Monday, March 11, 2013

Storm-Kafka Trident implementation notes

When updating the Storm-Kafka project to work with Kafka 0.8.0 I learned a lot about how the IPartitionedTridentSpout-derived classes should work. Here are a few of my observations:

The ZooKeeper data, including the transaction id, is stored by the NAME you give the STREAM object in your topology. So changing the name could be really bad when you try to figure out how to store State data since the transaction ids will be reset to 1.

When the topology starts there is a VERY good chance that your emitPartitionBatch method is going to be called even if the last emitPartitionBatchNew call succeeded. Why? Trident is storing the meta data returned from the last call in ZooKeeper as the 'last meta' when it calls emitPartitionBatchNew again. Upon successful completion of the emitPartitionBatch it removes the data. If the topology starts and there are objects in ZooKeeper for the partition it will assume the last emitPartitionBatchNew failed and call the emitPartitionBatch method.

The Storm-Kafka package stores the NEXT offset that should be requested from Kafka in the meta data returned. For example if the fetch from Kafka returns offsets 1000 to 1005, 'next' is set to 1006. This way the next time the emitPartitionBatchNew method is called it can call Kafka and ask to start at offset 1006. However if there is nothing in Kafka to return, you can't increment 'next' to 1007 or you will get an invalid offset error from Kafka. If emitPartitionBatch  doesn't get anything from Kafka it sets the 'start' offset to the 'next' offset. 

Storing the "NEXT" offset is also important to know when coding the emitPartitionBatch method. Since there may now be data in Kafka since the topology was stopped, the emitPartitionBatch called on startup MUST NOT emit that offset, otherwise you will get that tuple played twice (once from emitPartitionBatch on startup and again from emitPartitionBatchNew when it starts the next batch.)

4 comments:

infomessages said...

is already stable the Storm-Kafka project to work with Kafka 0.8?

git url?

Chris Curtin said...

Not stable. Found a number of things still to do once he basics were working. Here is what I was able to get working:

https://github.com/ChrisCurtin/storm-contrib/tree/master/storm-kafka

Note that the README lists the things still to do.

We've decided not to use Storm at this time so I've moved on to other projects.

The Gich said...

Why did you decide to move away from Storm?
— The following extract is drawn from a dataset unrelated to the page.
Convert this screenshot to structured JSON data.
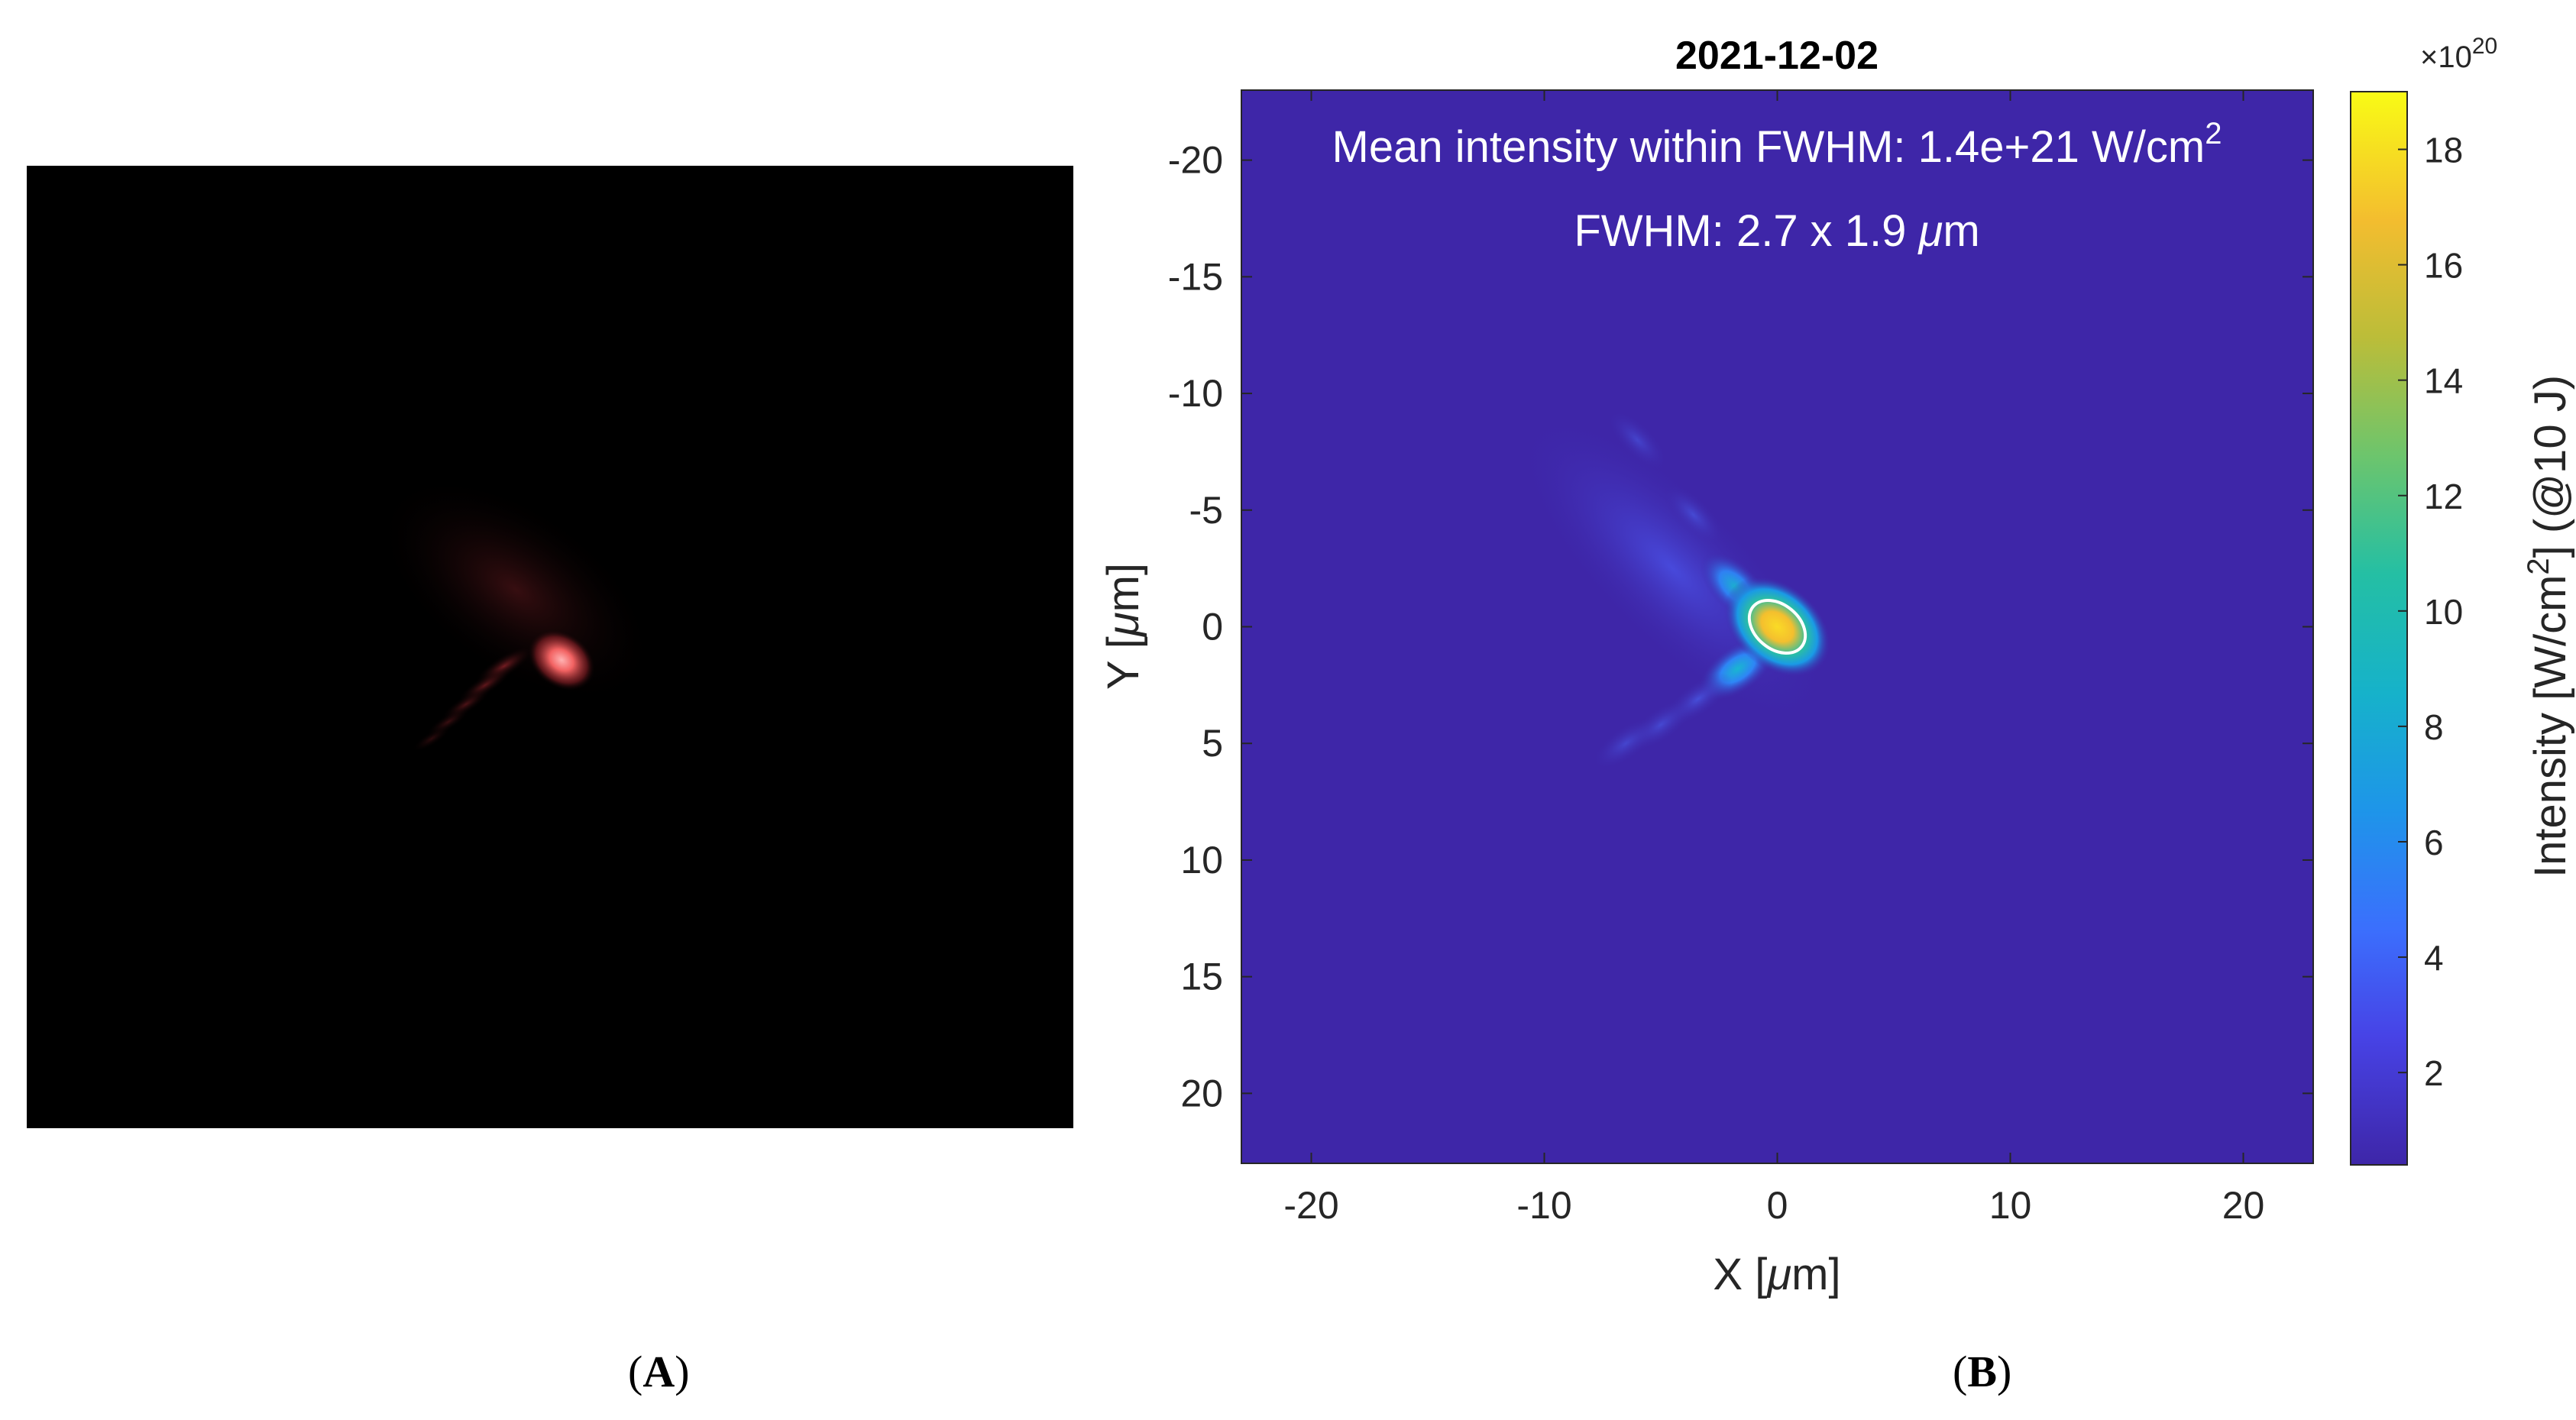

Was it that it didn't fulfill your business needs, or something more specifically to do with Storm itself?

Chris Curtin said...

Business reasons and I'm getting the feeling that the project is being abandoned. Go look at the google group and the type of questions and who is answering them.

A lot of hard technical questions aren't being answered and the total lack of response on what the 0.9.0 release timeframe is also unsettling.